One of the biggest problems with Christians coming into the Kingdom of God and learning about how God’s family operates is that more often than we would like, the ones trying to teach us about Kingdom principles have themselves come from dysfunctional backgrounds and have not done the work needed to free themselves from their own unhealthy ways of relating. For example, when I was 19 and suffering from panic attacks I looked to other Christians to help me deal with it.  I had become a Christian myself at 13, but living in a household antagonistic to faith of any kind and not having any other support from Christians outside my family, I ended up backslidden and trying desperately to get my family’s approval thereby causing myself much grief through compromise.

So I went and talked to a Pastor’s wife I had met briefly through a friend of mine.  She herself had come from an abusive dysfunctional family and though I didn’t know it her own family were not coping either. Pastor’s kids I have known have generally ended up pretty screwed up.
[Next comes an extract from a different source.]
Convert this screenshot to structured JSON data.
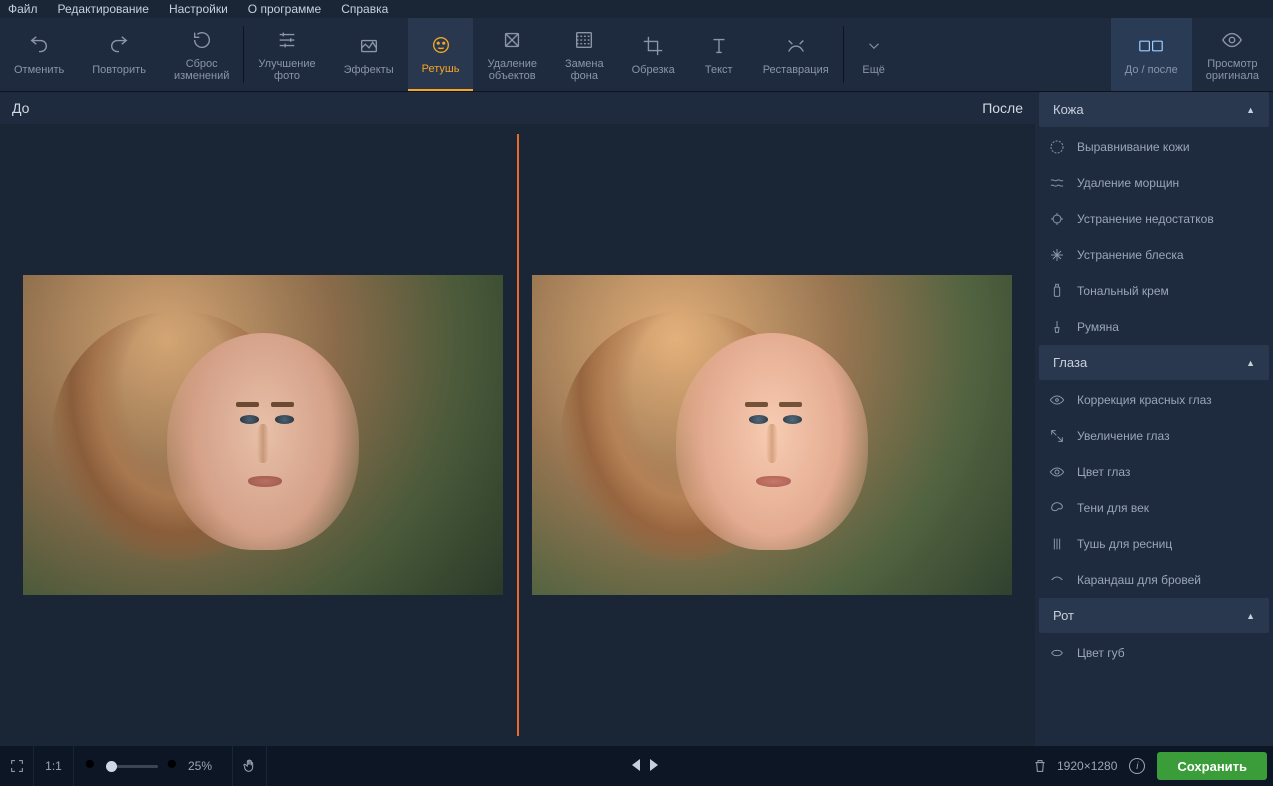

It seems leaders’ families get the brunt not only of the general family dysfunction but the dysfunction brought on by religious duties overriding family needs.  So, here was I, a total emotional mess due to my upbringing trying to get some much needed spiritual and familial support from a spiritual ‘mother’ but I ended up inheriting not only my own biological family issues but many of hers.

Not only was the pastor’s family something of a mess but they were not able to recognise that my own familial issues were similar to theirs.  We focused on things, good things, like baptism in water and in the Spirit and bible studies, getting involved in church and so on.  While these things helped me progress somewhat in my walk with God, they did not address the core issues which were causing my panic attacks.  It wasn’t until I was in my 40s that I realised my panic attacks were a result of my upbringing and could not therefore be fixed with just prayer or bible study or memorising scriptures or going to church.  There needed to be a painful awakening to what was broken in my family and therefore in myself.  For however much parents want to blame their children for their children’s issues, there is no getting away from the fact that these children are the way they are because they were raised by their dysfunctional parents.

Any child, regardless of their innate personality is going to be affected by their family environment in profound and far-reaching ways.  These issues are generational to the extent that they remain unrecognised or unresolved but they can be changed and blocked from going any further.  This has been the intent in our family.  By recognising what had gone before it is much easier to address what is happening now, be accountable for how you have raised your family and make an effort to talk to your children, repent, ask for forgiveness and discuss what is happening.

Then you will be able to move from briar to myrtle, from the curse of sin to the blessings of God.  This alone is the privilege of the inheritance of the children of Abraham.